Automatic differentiation for performing the Cauchy-Kovalevskaya procedure in Lax-Wendroff type discretizations
Arpit Babbar, Valentin Churavy, Michael Schlottke-Lakemper, Hendrik Ranocha
TL;DR
This work addresses achieving high-order one-step time discretization for hyperbolic conservation laws by integrating automatic differentiation (AD) into the Cauchy-Kovalevskaya predictor of Lax-Wendroff flux reconstruction (LWFR). Unlike the traditional approximate LW procedure that relies on order-specific finite-difference derivatives and can require positivity corrections, the AD-based approach computes temporal flux derivatives $\partial_t^m \boldsymbol{f}$ in a Jacobian-free, problem-independent manner, applicable to any flux function, and supports orders of accuracy with a uniform framework.
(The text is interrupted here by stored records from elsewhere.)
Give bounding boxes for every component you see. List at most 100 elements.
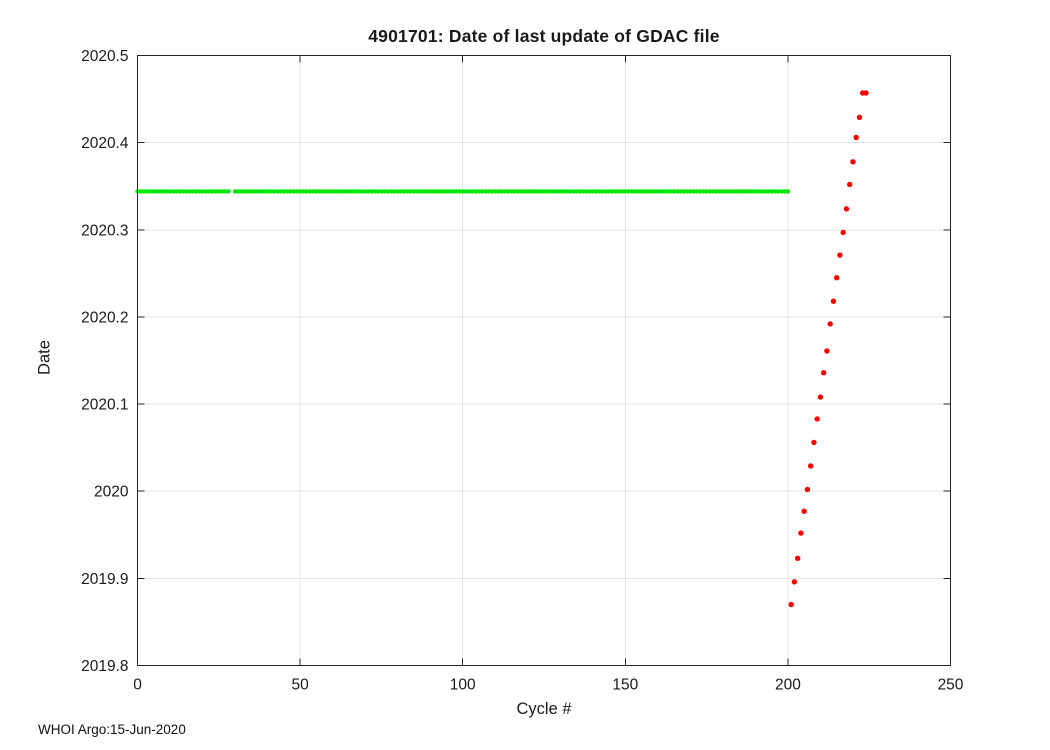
data-point-recent-cycle-updates: [791, 579, 798, 585]
data-point-gdac-update-date-constant: [772, 189, 778, 194]
data-point-gdac-update-date-constant: [489, 189, 495, 194]
data-point-gdac-update-date-constant: [141, 189, 147, 194]
data-point-recent-cycle-updates: [817, 394, 824, 400]
x-tick-label: 50: [291, 677, 309, 694]
data-point-gdac-update-date-constant: [252, 189, 257, 194]
data-point-gdac-update-date-constant: [717, 189, 722, 194]
data-point-gdac-update-date-constant: [333, 189, 339, 194]
data-point-gdac-update-date-constant: [193, 189, 199, 194]
data-point-gdac-update-date-constant: [418, 189, 423, 194]
data-point-gdac-update-date-constant: [535, 189, 540, 194]
data-point-gdac-update-date-constant: [275, 189, 280, 194]
data-point-gdac-update-date-constant: [639, 189, 644, 194]
data-point-gdac-update-date-constant: [590, 189, 595, 194]
data-point-gdac-update-date-constant: [564, 189, 569, 194]
data-point-gdac-update-date-constant: [759, 189, 765, 194]
data-point-gdac-update-date-constant: [327, 189, 332, 194]
data-point-recent-cycle-updates: [827, 321, 833, 327]
data-point-gdac-update-date-constant: [340, 189, 345, 194]
data-point-gdac-update-date-constant: [408, 189, 413, 194]
data-point-gdac-update-date-constant: [336, 189, 342, 194]
data-point-gdac-update-date-constant: [571, 189, 576, 194]
data-point-recent-cycle-updates: [798, 530, 804, 536]
data-point-gdac-update-date-constant: [561, 189, 566, 194]
data-point-gdac-update-date-constant: [766, 189, 771, 194]
data-point-gdac-update-date-constant: [636, 189, 641, 194]
data-point-gdac-update-date-constant: [330, 189, 335, 194]
data-point-recent-cycle-updates: [850, 159, 856, 165]
data-point-gdac-update-date-constant: [164, 189, 169, 194]
data-point-gdac-update-date-constant: [538, 189, 543, 194]
data-point-gdac-update-date-constant: [216, 189, 221, 194]
data-point-gdac-update-date-constant: [210, 189, 215, 194]
x-tick-label: 250: [938, 677, 964, 694]
data-point-gdac-update-date-constant: [161, 189, 166, 194]
data-point-gdac-update-date-constant: [541, 189, 547, 194]
x-tick-label: 200: [775, 677, 801, 694]
data-point-gdac-update-date-constant: [307, 189, 313, 194]
data-point-gdac-update-date-constant: [528, 189, 534, 194]
data-point-gdac-update-date-constant: [662, 189, 667, 194]
y-tick-label: 2020.2: [81, 309, 128, 326]
data-point-gdac-update-date-constant: [424, 189, 430, 194]
data-point-gdac-update-date-constant: [427, 189, 433, 194]
data-point-gdac-update-date-constant: [658, 189, 664, 194]
data-point-gdac-update-date-constant: [616, 189, 621, 194]
data-point-gdac-update-date-constant: [584, 189, 589, 194]
data-point-gdac-update-date-constant: [473, 189, 478, 194]
data-point-recent-cycle-updates: [807, 463, 814, 469]
data-point-recent-cycle-updates: [830, 298, 837, 304]
data-point-gdac-update-date-constant: [219, 189, 225, 194]
data-point-gdac-update-date-constant: [385, 189, 391, 194]
data-point-gdac-update-date-constant: [743, 189, 748, 194]
data-point-gdac-update-date-constant: [421, 189, 426, 194]
data-point-gdac-update-date-constant: [701, 189, 706, 194]
data-point-gdac-update-date-constant: [187, 189, 192, 194]
data-point-gdac-update-date-constant: [632, 189, 638, 194]
data-point-gdac-update-date-constant: [613, 189, 618, 194]
data-point-gdac-update-date-constant: [359, 189, 365, 194]
data-point-gdac-update-date-constant: [684, 189, 690, 194]
y-tick-label: 2020: [94, 484, 129, 501]
data-point-gdac-update-date-constant: [463, 189, 469, 194]
data-point-gdac-update-date-constant: [356, 189, 361, 194]
data-point-gdac-update-date-constant: [203, 189, 208, 194]
data-point-gdac-update-date-constant: [506, 189, 511, 194]
plot-border: [137, 55, 951, 666]
data-point-gdac-update-date-constant: [171, 189, 176, 194]
data-point-gdac-update-date-constant: [785, 189, 791, 194]
data-point-gdac-update-date-constant: [551, 189, 556, 194]
data-point-gdac-update-date-constant: [668, 189, 674, 194]
data-point-gdac-update-date-constant: [509, 189, 514, 194]
data-point-gdac-update-date-constant: [577, 189, 582, 194]
data-point-gdac-update-date-constant: [649, 189, 654, 194]
data-point-gdac-update-date-constant: [398, 189, 404, 194]
data-point-gdac-update-date-constant: [470, 189, 475, 194]
data-point-gdac-update-date-constant: [753, 189, 758, 194]
data-point-gdac-update-date-constant: [714, 189, 719, 194]
data-point-gdac-update-date-constant: [619, 189, 625, 194]
data-point-gdac-update-date-constant: [652, 189, 657, 194]
y-tick-label: 2019.8: [81, 658, 128, 675]
data-point-gdac-update-date-constant: [610, 189, 615, 194]
y-tick-label: 2019.9: [81, 571, 128, 588]
data-point-gdac-update-date-constant: [284, 189, 290, 194]
data-point-gdac-update-date-constant: [467, 189, 472, 194]
data-point-gdac-update-date-constant: [411, 189, 417, 194]
data-point-gdac-update-date-constant: [392, 189, 397, 194]
data-point-gdac-update-date-constant: [447, 189, 452, 194]
data-point-recent-cycle-updates: [811, 439, 817, 446]
data-point-gdac-update-date-constant: [502, 189, 508, 194]
data-point-gdac-update-date-constant: [379, 189, 384, 194]
data-point-gdac-update-date-constant: [213, 189, 218, 194]
data-point-gdac-update-date-constant: [736, 189, 742, 194]
x-axis-label: Cycle #: [516, 700, 572, 718]
y-tick-label: 2020.3: [81, 222, 128, 239]
data-point-gdac-update-date-constant: [720, 189, 726, 194]
data-point-gdac-update-date-constant: [200, 189, 205, 194]
data-point-recent-cycle-updates: [814, 416, 820, 422]
data-point-gdac-update-date-constant: [346, 189, 352, 194]
data-point-gdac-update-date-constant: [480, 189, 485, 194]
data-point-gdac-update-date-constant: [782, 189, 787, 194]
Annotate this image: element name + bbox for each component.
The authors implement both point-wise and element-wise AD variants and demonstrate that the AD predictor preserves admissibility and outperforms the approximate LW method in wall-clock time across multiple 1D and 2D test problems, including isentropic Euler and relativistic hydrodynamics. The results show that AD yields robust, high-order solutions with reduced limiting and positivity concerns, offering a practical route to scalable, high-fidelity LW-type schemes. The approach has broad applicability to DW/DG-type discretizations and can be extended to other equations, flux functions, and potential MOOD-style adaptations in troubled regions.
Abstract
Lax-Wendroff methods combined with discontinuous Galerkin/flux reconstruction spatial discretization provide a high-order, single-stage, quadrature-free method for solving hyperbolic conservation laws. In this work, we introduce automatic differentiation (AD) for performing the Cauchy-Kowalewski procedure used in the element-local time average flux computation step (the predictor step) of Lax-Wendroff methods. The application of AD is similar for methods of any order and does not need positivity corrections during the predictor step. This contrasts with the approximate Lax-Wendroff procedure, which requires different finite difference formulas for different orders of the method and positivity corrections in the predictor step for fluxes that can only be computed on admissible states. The method is Jacobian-free and problem-independent, allowing direct application to any physical flux function. Numerical experiments demonstrate the order and positivity preservation of the method. Additionally, performance comparisons indicate that the wall-clock time of automatic differentiation is always on par with the approximate Lax-Wendroff method.